Mathews Garden at the University of Kentucky doesn't look like much in its winter dormancy, covered with snow.
James Krupa, a biology professor, says UK administrators have long complained that the garden doesn't look like much any time of the year. But that's not the point.
The century-old garden might be the most biologically diverse half-acre in Kentucky, Krupa said, with about 350 species of mostly native plants and trees. The garden provides a unique classroom, allowing students to see and compare many unusual plants that rarely grow together.
But like some of its plant species, Mathews Garden is endangered. A proposed renovation of UK's College of Law building would destroy this garden, plus two adjoining houses, built in 1900 and 1920.
When the $65 million law school renovation was announced in 2012, administrators said the project would claim both houses and the garden. Krupa said he was told recently that the garden is doomed.
But UK spokesman Jay Blanton said no decision about the fate of the garden or houses has been made and won't be made until after state and private funding are secured for the much-needed renovation. "Those decisions would be part of the design process," he said.
Last month, when the Blue Grass Trust for Historic Preservation released its annual list of Central Kentucky's most-endangered historic places, every one was owned by UK. Mathews Garden and the two houses were on the list for the second straight year. The group also complained that UK had demolished a circa-1800 house at Spindletop Farm without notice or warning.
UK trustees have approved plans to demolish several buildings designed between the 1940s and the 1960s by noted architect Ernst Johnson, and a circa-1880 Italianate mansion, to make way for new dormitories to be built and leased by a private contractor.
Architects have complained about the loss of the "architecturally significant" buildings, and the poor design and construction quality of the new dormitories.
Clarence Mathews, a UK professor of botany and horticulture, created the garden in his backyard after he built a frame house at the edge of campus in 1900. Mathews' daughter, Ruth, transferred the property to UK in 1968 but continued to live there. She died in 1986.
The Mathews house and the Ligon house next door have been used for UK offices. But the Mathews house is now vacant and showing signs of exterior decay from lack of maintenance.
Krupa said he volunteered to restore the garden in 2000. He said he began by removing 20 truckloads of honeysuckle and other invasive species.
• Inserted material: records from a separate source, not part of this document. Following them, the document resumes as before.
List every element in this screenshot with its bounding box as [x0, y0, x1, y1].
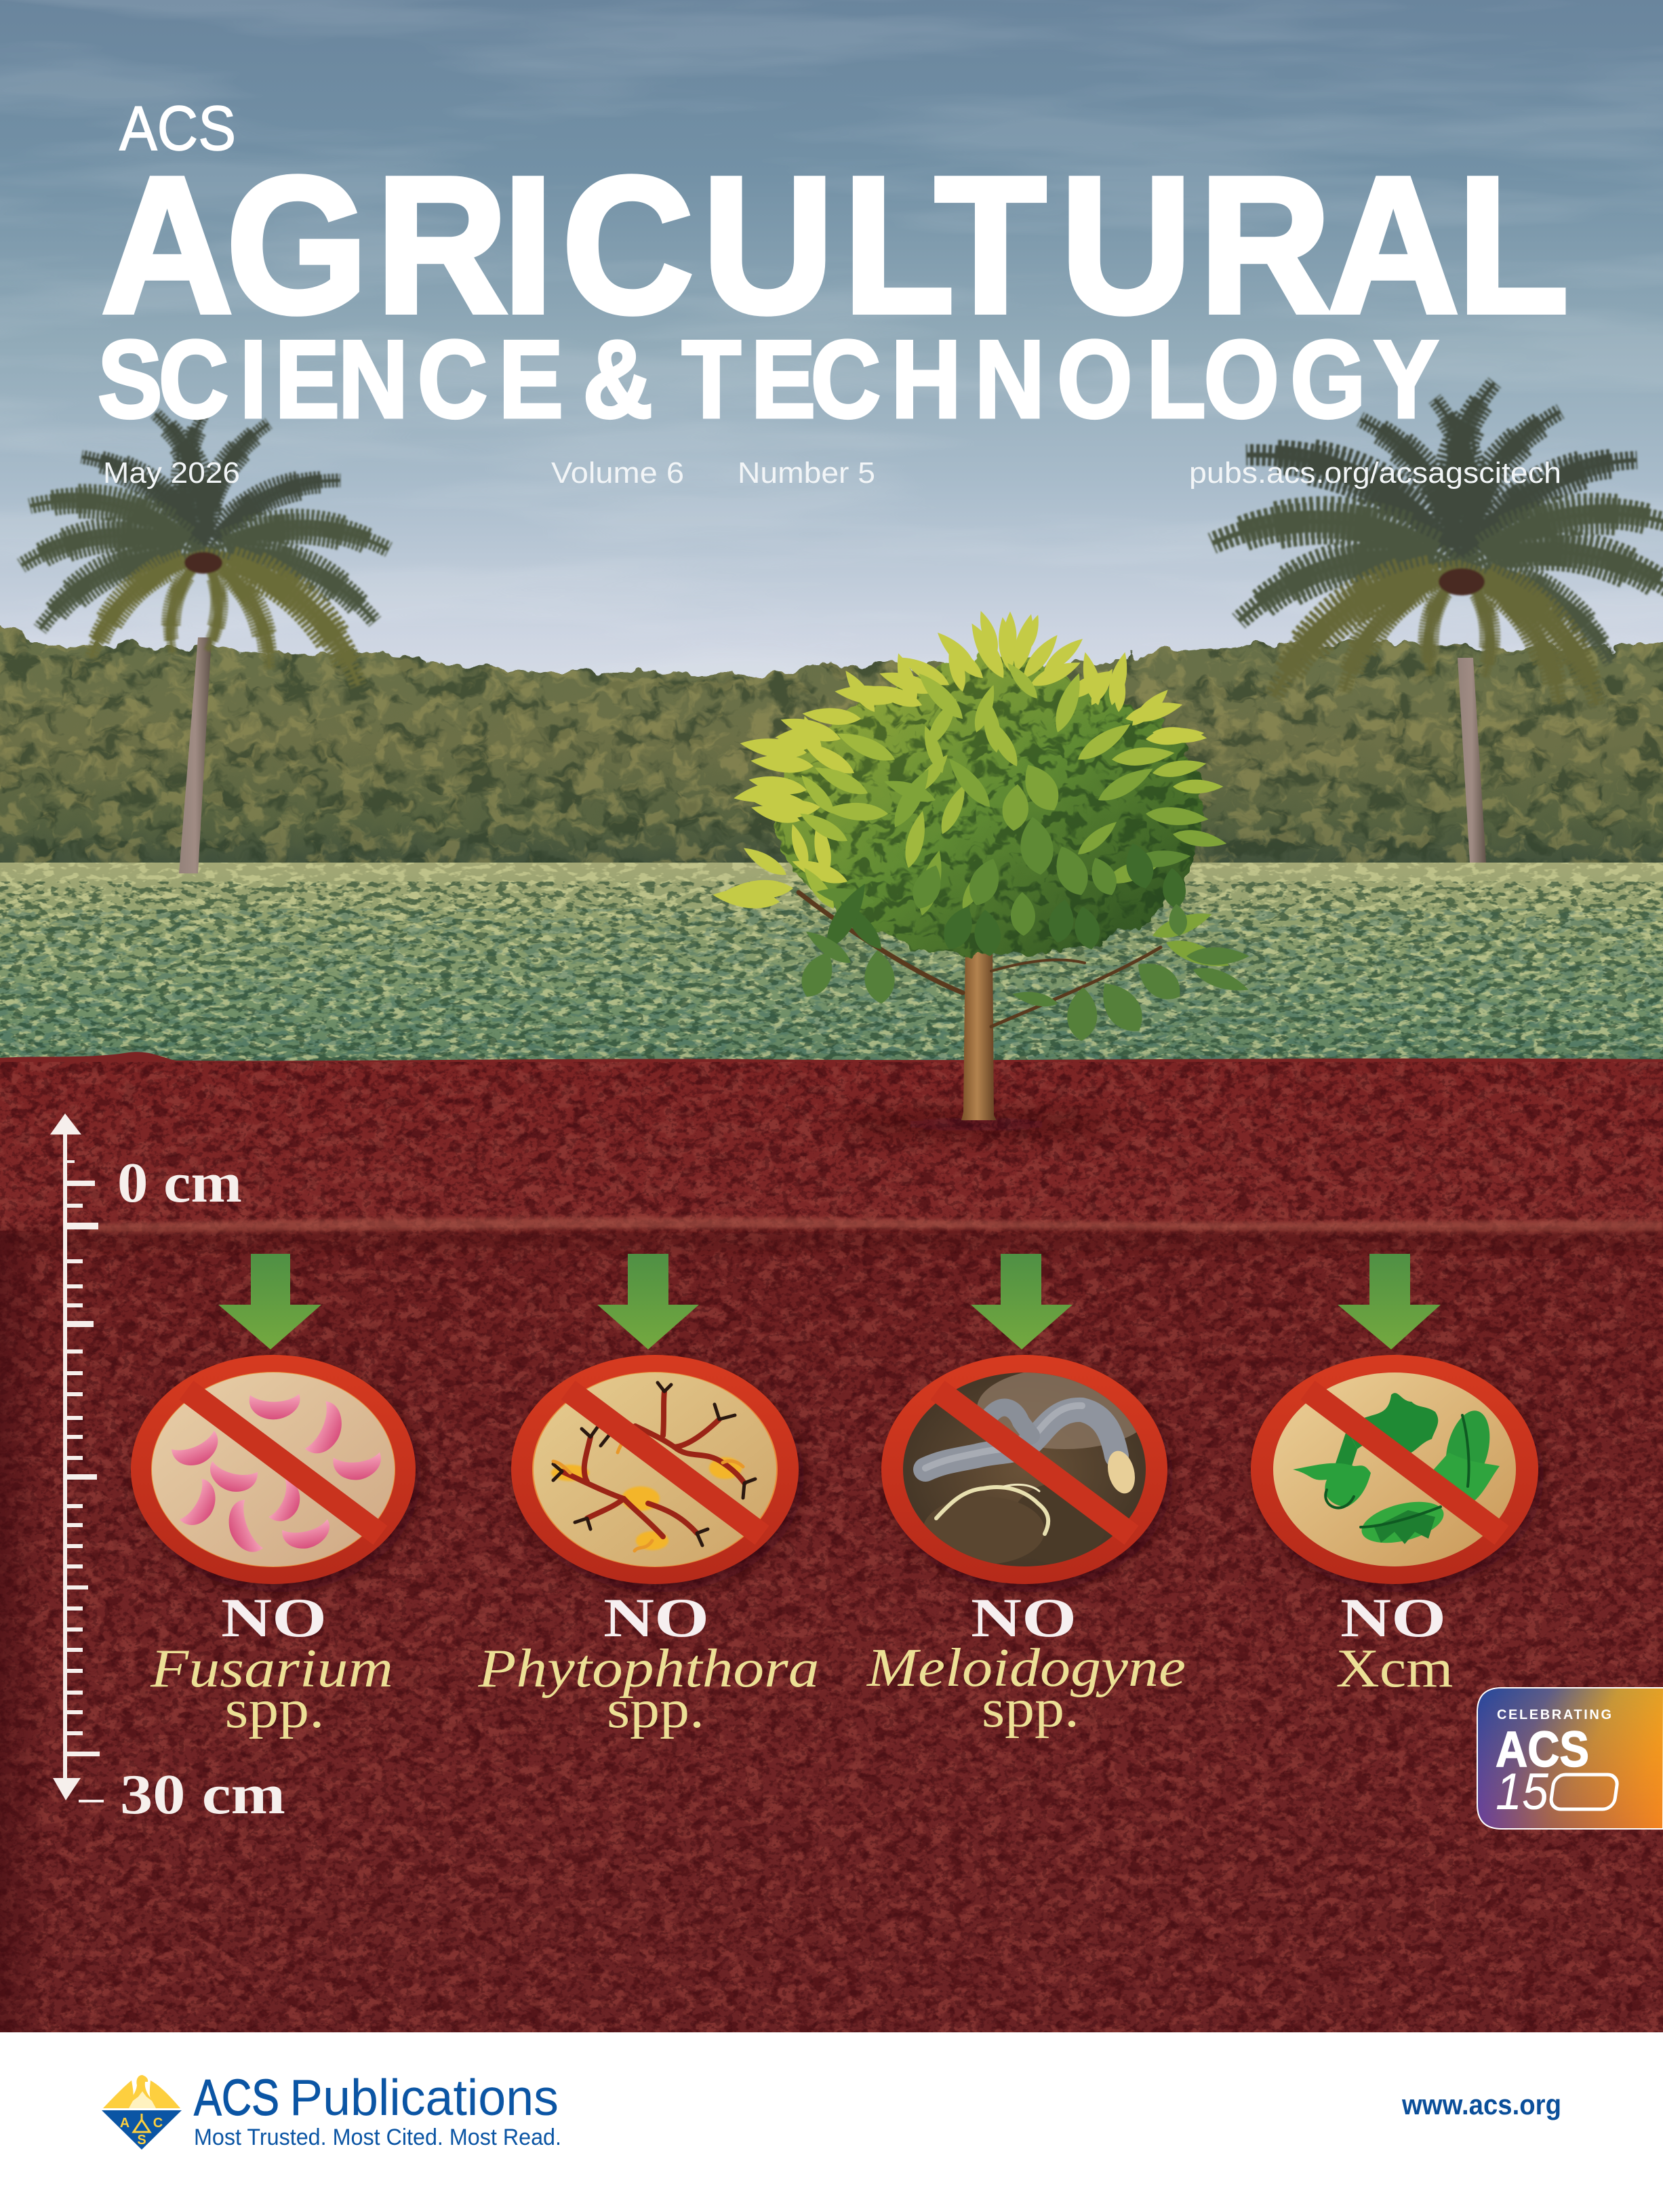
- crop field: [0, 863, 1663, 1066]
- fusarium spores: [170, 1394, 383, 1558]
- label: no Fusarium spp.: NO: [221, 1587, 327, 1648]
- tree leaves: [712, 609, 1251, 1042]
- icon: ACS eagle logo: [102, 2075, 182, 2150]
- ruler label 0 cm: 0 cm: [117, 1151, 242, 1214]
- label: no Fusarium spp.: spp.: [225, 1680, 324, 1739]
- depth ruler: [50, 1113, 104, 1802]
- ACS Publications wordmark: [194, 2069, 561, 2150]
- nematode worm: [925, 1406, 1117, 1534]
- label: no Meloidogyne spp.: spp.: [982, 1679, 1079, 1739]
- badge: Celebrating ACS 150: ACS: [1496, 1721, 1589, 1777]
- sky background: [0, 0, 1663, 692]
- badge: Celebrating ACS 150: 15: [1496, 1763, 1549, 1821]
- ACS Publications wordmark: ACS: [194, 2069, 279, 2126]
- label: no Phytophthora spp.: [477, 1587, 819, 1739]
- label: no Fusarium spp.: [150, 1587, 393, 1739]
- label: no Fusarium spp.: Fusarium: [150, 1639, 393, 1699]
- issue information line: Number 5: [738, 456, 875, 490]
- label: no Phytophthora spp.: spp.: [607, 1680, 704, 1739]
- green bacteria leaf forms: [1293, 1393, 1500, 1550]
- label: no Xcm: [1336, 1587, 1454, 1699]
- hyphae network: [551, 1383, 755, 1551]
- tree crown mass: [774, 654, 1203, 955]
- ruler label 30 cm: 30 cm: [120, 1763, 285, 1826]
- footer panel: [0, 2032, 1663, 2212]
- icon: no Meloidogyne: [881, 1355, 1173, 1592]
- ACS Publications wordmark: Most Trusted. Most Cited. Most Read.: [194, 2125, 561, 2150]
- website address: www.acs.org: [1401, 2089, 1561, 2120]
- distant forest treeline: [0, 625, 1663, 888]
- icon: no Xcm: [1251, 1355, 1544, 1592]
- palm tree left: [20, 406, 388, 873]
- badge: Celebrating ACS 150: CELEBRATING: [1497, 1707, 1611, 1722]
- soil ground: [0, 1052, 1663, 2032]
- icon: no Fusarium: [131, 1355, 421, 1592]
- Science and Technology wordmark: SCIENCE & TECHNOLOGY: [98, 319, 1439, 441]
- icon: ACS eagle logo: A: [120, 2116, 129, 2131]
- arrow 2: [597, 1254, 699, 1349]
- icon: ACS eagle logo: S: [137, 2133, 146, 2148]
- palm tree right: [1212, 378, 1663, 863]
- issue information line: Volume 6: [551, 456, 684, 490]
- badge: Celebrating ACS 150: [1477, 1688, 1663, 1829]
- ACS Publications wordmark: Publications: [289, 2069, 559, 2126]
- label: no Phytophthora spp.: Phytophthora: [477, 1639, 819, 1699]
- arrow 1: [218, 1254, 321, 1349]
- arrow 3: [971, 1254, 1073, 1349]
- icon: no Phytophthora: [511, 1355, 804, 1592]
- label: no Meloidogyne spp.: NO: [971, 1587, 1077, 1648]
- tree trunk: [961, 936, 997, 1120]
- arrow 4: [1338, 1254, 1441, 1349]
- label: no Phytophthora spp.: NO: [603, 1587, 709, 1648]
- journal title block: [98, 93, 1569, 441]
- AGRICULTURAL wordmark: AGRICULTURAL: [101, 136, 1569, 353]
- issue information line: pubs.acs.org/acsagscitech: [1189, 456, 1561, 490]
- tree branches: [799, 892, 1161, 1027]
- icon: ACS eagle logo: C: [153, 2116, 163, 2131]
- central young tree: [712, 609, 1251, 1134]
- label: no Xcm: Xcm: [1336, 1639, 1454, 1699]
- ACS label: ACS: [119, 93, 236, 163]
- label: no Meloidogyne spp.: Meloidogyne: [866, 1638, 1186, 1698]
- nematode head: [1104, 1448, 1139, 1497]
- label: no Xcm: NO: [1340, 1587, 1446, 1648]
- issue information line: May 2026: [103, 456, 240, 490]
- label: no Meloidogyne spp.: [866, 1587, 1186, 1739]
- issue information line: [103, 456, 1561, 490]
Over the years, Krupa said, he has spent countless hours and more than $41,000 in UK funding and his own money improving and maintaining the garden, which he said is used by classes with 1,500 students each year. He has added plants, trails, benches and plant-identification markers.
Krupa said the garden is a living botany textbook, with every Kentucky variety of dogwood, azalea, hydrangea and viburnum, and many other plants. It has dozens of native wildflowers and several rare trees, including roundleaf birch, Georgia oak and striped maple.
The garden has a rare reproducing American elm tree. More than 75 percent of the once-ubiquitous American elms were lost to Dutch elm disease in the mid-20th century. Krupa said this might be the last one on campus.
"It's really amazing that so many species are here in this one place," Krupa said.
But Blanton said: "The question now is should a facility of dense undergrowth be in the center of campus or more appropriately relocated to a research tract on farms owned by the university?"
Krupa said the garden could not be moved successfully. "Half of the biological diversity is in the soil," he said.
Rather than expand sideways and take the garden and old houses, Krupa suggests that the law school expand back, which would displace a parking lot and a small, nondescript 1950s building.
"Administrators have always called this a weed patch," Krupa said of Mathews Garden. "But it's only a weed patch if you're ignorant. I'm up against ignorance, arrogance and a lot of faculty that are afraid to take on the administration."
For an institution of higher learning that trains many of Kentucky's architects and historic-preservation specialists, UK administrators are showing little regard for either discipline. Let's hope they don't flunk botany, too.